Des neuf autres interventions, on retiendra du bon et du moins bon. Une très convaincante présentation de la nouvelle bibliothèque universitaire de Dresde, bâtiment aux deux tiers enterré et où l’enjeu principal est le traitement de la lumière. Des interventions plus convenues sur l’impact des ressources électroniques. Le futur bâtiment de la bibliothèque de Birmingham, projet (dit une auditrice) régulièrement présenté depuis des années dans des congrès (réponse de John Dolan : nous n’avons pas encore le budget, mais nous espérons ouvrir en 2008 – ce qui laisse encore quelques congrès disponibles).

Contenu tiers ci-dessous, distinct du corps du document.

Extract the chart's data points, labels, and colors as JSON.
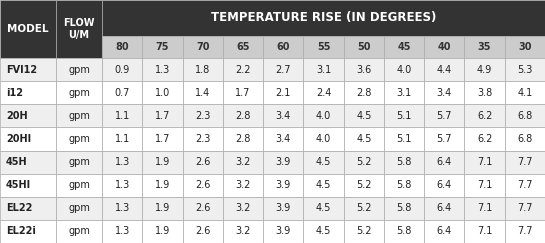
{
  "title": "TEMPERATURE RISE (IN DEGREES)",
  "col_headers": [
    "80",
    "75",
    "70",
    "65",
    "60",
    "55",
    "50",
    "45",
    "40",
    "35",
    "30"
  ],
  "models": [
    "FVI12",
    "i12",
    "20H",
    "20HI",
    "45H",
    "45HI",
    "EL22",
    "EL22i"
  ],
  "flow": [
    "gpm",
    "gpm",
    "gpm",
    "gpm",
    "gpm",
    "gpm",
    "gpm",
    "gpm"
  ],
  "data": [
    [
      0.9,
      1.3,
      1.8,
      2.2,
      2.7,
      3.1,
      3.6,
      4.0,
      4.4,
      4.9,
      5.3
    ],
    [
      0.7,
      1.0,
      1.4,
      1.7,
      2.1,
      2.4,
      2.8,
      3.1,
      3.4,
      3.8,
      4.1
    ],
    [
      1.1,
      1.7,
      2.3,
      2.8,
      3.4,
      4.0,
      4.5,
      5.1,
      5.7,
      6.2,
      6.8
    ],
    [
      1.1,
      1.7,
      2.3,
      2.8,
      3.4,
      4.0,
      4.5,
      5.1,
      5.7,
      6.2,
      6.8
    ],
    [
      1.3,
      1.9,
      2.6,
      3.2,
      3.9,
      4.5,
      5.2,
      5.8,
      6.4,
      7.1,
      7.7
    ],
    [
      1.3,
      1.9,
      2.6,
      3.2,
      3.9,
      4.5,
      5.2,
      5.8,
      6.4,
      7.1,
      7.7
    ],
    [
      1.3,
      1.9,
      2.6,
      3.2,
      3.9,
      4.5,
      5.2,
      5.8,
      6.4,
      7.1,
      7.7
    ],
    [
      1.3,
      1.9,
      2.6,
      3.2,
      3.9,
      4.5,
      5.2,
      5.8,
      6.4,
      7.1,
      7.7
    ]
  ],
  "header_bg": "#333333",
  "header_text_color": "#ffffff",
  "subheader_bg": "#cccccc",
  "subheader_text_color": "#333333",
  "row_bg_even": "#efefef",
  "row_bg_odd": "#ffffff",
  "border_color": "#aaaaaa",
  "text_color": "#222222",
  "figsize": [
    5.45,
    2.43
  ],
  "dpi": 100
}
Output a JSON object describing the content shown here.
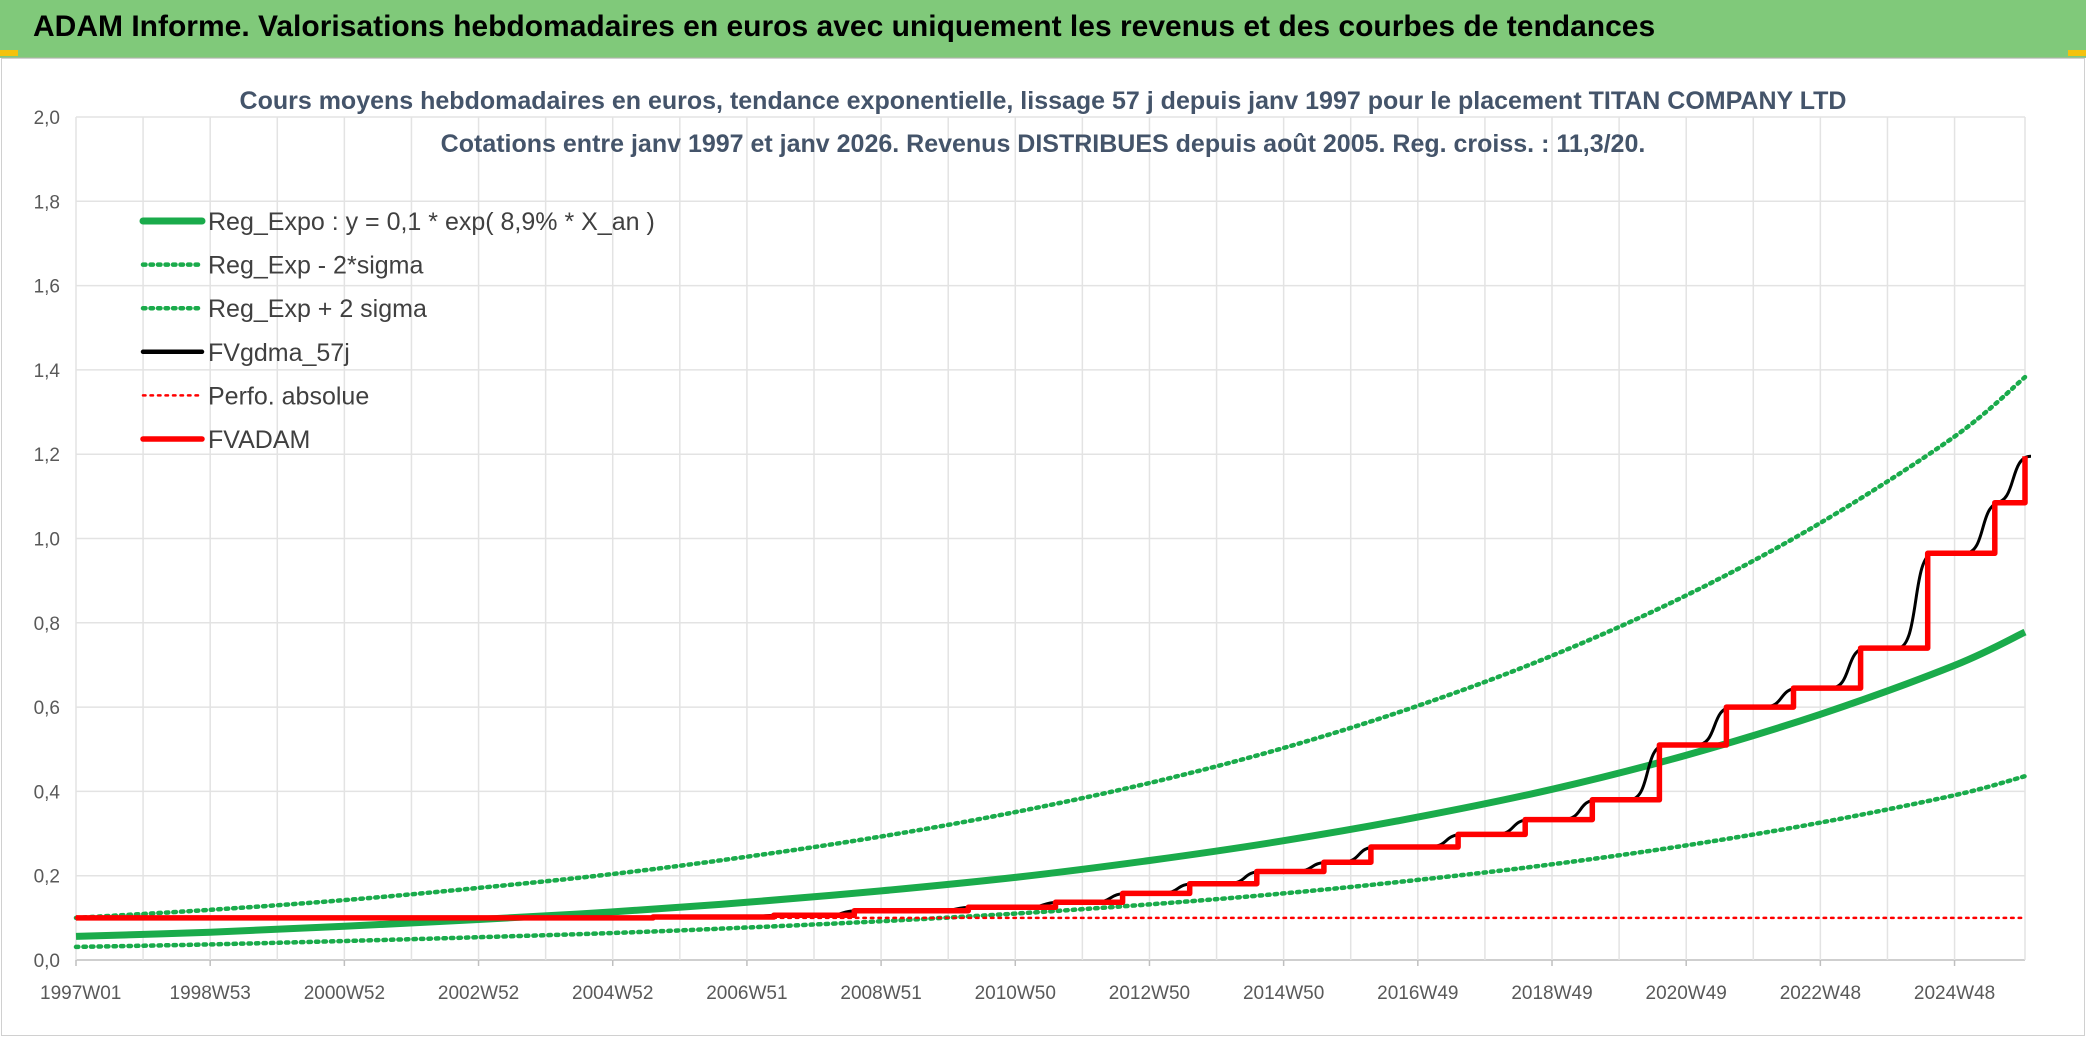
{
  "header": {
    "title": "ADAM Informe. Valorisations hebdomadaires en euros avec uniquement les revenus et des courbes de tendances"
  },
  "chart_data": {
    "type": "line",
    "subtitle_lines": [
      "Cours moyens hebdomadaires en euros, tendance exponentielle, lissage 57 j depuis janv 1997 pour le placement TITAN COMPANY LTD",
      "Cotations entre janv 1997 et janv 2026. Revenus DISTRIBUES depuis août 2005. Reg. croiss. : 11,3/20."
    ],
    "ylim": [
      0,
      2
    ],
    "xlim": [
      1997.0,
      2026.05
    ],
    "grid": true,
    "legend_position": "top-left",
    "y_ticks": [
      "0,0",
      "0,2",
      "0,4",
      "0,6",
      "0,8",
      "1,0",
      "1,2",
      "1,4",
      "1,6",
      "1,8",
      "2,0"
    ],
    "x_ticks": [
      {
        "label": "1997W01",
        "x": 1997.0
      },
      {
        "label": "1998W53",
        "x": 1999.0
      },
      {
        "label": "2000W52",
        "x": 2001.0
      },
      {
        "label": "2002W52",
        "x": 2003.0
      },
      {
        "label": "2004W52",
        "x": 2005.0
      },
      {
        "label": "2006W51",
        "x": 2007.0
      },
      {
        "label": "2008W51",
        "x": 2009.0
      },
      {
        "label": "2010W50",
        "x": 2011.0
      },
      {
        "label": "2012W50",
        "x": 2013.0
      },
      {
        "label": "2014W50",
        "x": 2015.0
      },
      {
        "label": "2016W49",
        "x": 2017.0
      },
      {
        "label": "2018W49",
        "x": 2019.0
      },
      {
        "label": "2020W49",
        "x": 2021.0
      },
      {
        "label": "2022W48",
        "x": 2023.0
      },
      {
        "label": "2024W48",
        "x": 2025.0
      }
    ],
    "series": [
      {
        "name": "Reg_Expo : y = 0,1 * exp( 8,9% *  X_an )",
        "color": "#1aab4b",
        "style": "solid-thick",
        "x": [
          1997.0,
          1999.0,
          2001.0,
          2003.0,
          2005.0,
          2007.0,
          2009.0,
          2011.0,
          2013.0,
          2015.0,
          2017.0,
          2019.0,
          2021.0,
          2023.0,
          2025.0,
          2026.05
        ],
        "y": [
          0.056,
          0.066,
          0.08,
          0.096,
          0.114,
          0.137,
          0.164,
          0.196,
          0.236,
          0.283,
          0.339,
          0.405,
          0.486,
          0.583,
          0.699,
          0.778
        ]
      },
      {
        "name": "Reg_Exp - 2*sigma",
        "color": "#1aab4b",
        "style": "dotted",
        "x": [
          1997.0,
          1999.0,
          2001.0,
          2003.0,
          2005.0,
          2007.0,
          2009.0,
          2011.0,
          2013.0,
          2015.0,
          2017.0,
          2019.0,
          2021.0,
          2023.0,
          2025.0,
          2026.05
        ],
        "y": [
          0.031,
          0.037,
          0.045,
          0.054,
          0.064,
          0.077,
          0.092,
          0.11,
          0.132,
          0.158,
          0.19,
          0.227,
          0.272,
          0.326,
          0.391,
          0.436
        ]
      },
      {
        "name": "Reg_Exp + 2 sigma",
        "color": "#1aab4b",
        "style": "dotted",
        "x": [
          1997.0,
          1999.0,
          2001.0,
          2003.0,
          2005.0,
          2007.0,
          2009.0,
          2011.0,
          2013.0,
          2015.0,
          2017.0,
          2019.0,
          2021.0,
          2023.0,
          2025.0,
          2026.05
        ],
        "y": [
          0.1,
          0.119,
          0.142,
          0.171,
          0.204,
          0.245,
          0.293,
          0.351,
          0.42,
          0.503,
          0.603,
          0.722,
          0.865,
          1.037,
          1.242,
          1.383
        ]
      },
      {
        "name": "FVgdma_57j",
        "color": "#000000",
        "style": "solid-smooth",
        "x": [
          1997.0,
          2005.6,
          2007.4,
          2008.6,
          2010.3,
          2011.6,
          2012.6,
          2013.6,
          2014.6,
          2015.6,
          2016.3,
          2017.6,
          2018.6,
          2019.6,
          2020.6,
          2021.6,
          2022.6,
          2023.6,
          2024.6,
          2025.6,
          2026.05
        ],
        "y": [
          0.1,
          0.102,
          0.106,
          0.117,
          0.125,
          0.137,
          0.158,
          0.181,
          0.21,
          0.232,
          0.268,
          0.298,
          0.333,
          0.38,
          0.51,
          0.6,
          0.645,
          0.74,
          0.965,
          1.085,
          1.195
        ]
      },
      {
        "name": "Perfo. absolue",
        "color": "#ff0000",
        "style": "dotted",
        "x": [
          1997.0,
          2026.05
        ],
        "y": [
          0.1,
          0.1
        ]
      },
      {
        "name": "FVADAM",
        "color": "#ff0000",
        "style": "step",
        "x": [
          1997.0,
          2005.6,
          2007.4,
          2008.6,
          2010.3,
          2011.6,
          2012.6,
          2013.6,
          2014.6,
          2015.6,
          2016.3,
          2017.6,
          2018.6,
          2019.6,
          2020.6,
          2021.6,
          2022.6,
          2023.6,
          2024.6,
          2025.6,
          2026.05
        ],
        "y": [
          0.1,
          0.102,
          0.106,
          0.117,
          0.125,
          0.137,
          0.158,
          0.181,
          0.21,
          0.232,
          0.268,
          0.298,
          0.333,
          0.38,
          0.51,
          0.6,
          0.645,
          0.74,
          0.965,
          1.085,
          1.195
        ]
      }
    ]
  }
}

Et un étonnement et un regret. L’étonnement, c’est la tranquillité avec laquelle des intervenants affirment leur volonté de s’aligner sur l’entertainment qui a du succès aujourd’hui. Ici, on fait appel aux designers de chez Walt Disney ; ailleurs, on prétend qu’information et connaissance sont une seule et même chose et que l’important est que la bibliothèque soit enjoyable ; là, on diminue les collections d’un tiers pour faire de la place à la cafétéria. Ken Dowlin, qui fut directeur de la bibliothèque publique de San Francisco, affirme tout de go que le centre commercial est aujourd’hui le cœur des villes et que les bibliothèques doivent donc s’en inspirer. « Trop de bibliothèques ressemblent encore à celles du XIXe siècle. Il faut s’adapter », dit Andrew Cranfield (bibliothèque de Slagelse, Danemark). Oui, mais faut-il pour autant, tels les lemmings, se jeter dans les bras de la World Company ?

Le regret, c’est la surreprésentation des intervenants anglo-saxons et de la langue anglaise. À la Portugaise Maria Jose Moura qui lui pose une question en français, le Catalan Ignasi Bonet répond en anglais. Vous avez dit diversité culturelle ?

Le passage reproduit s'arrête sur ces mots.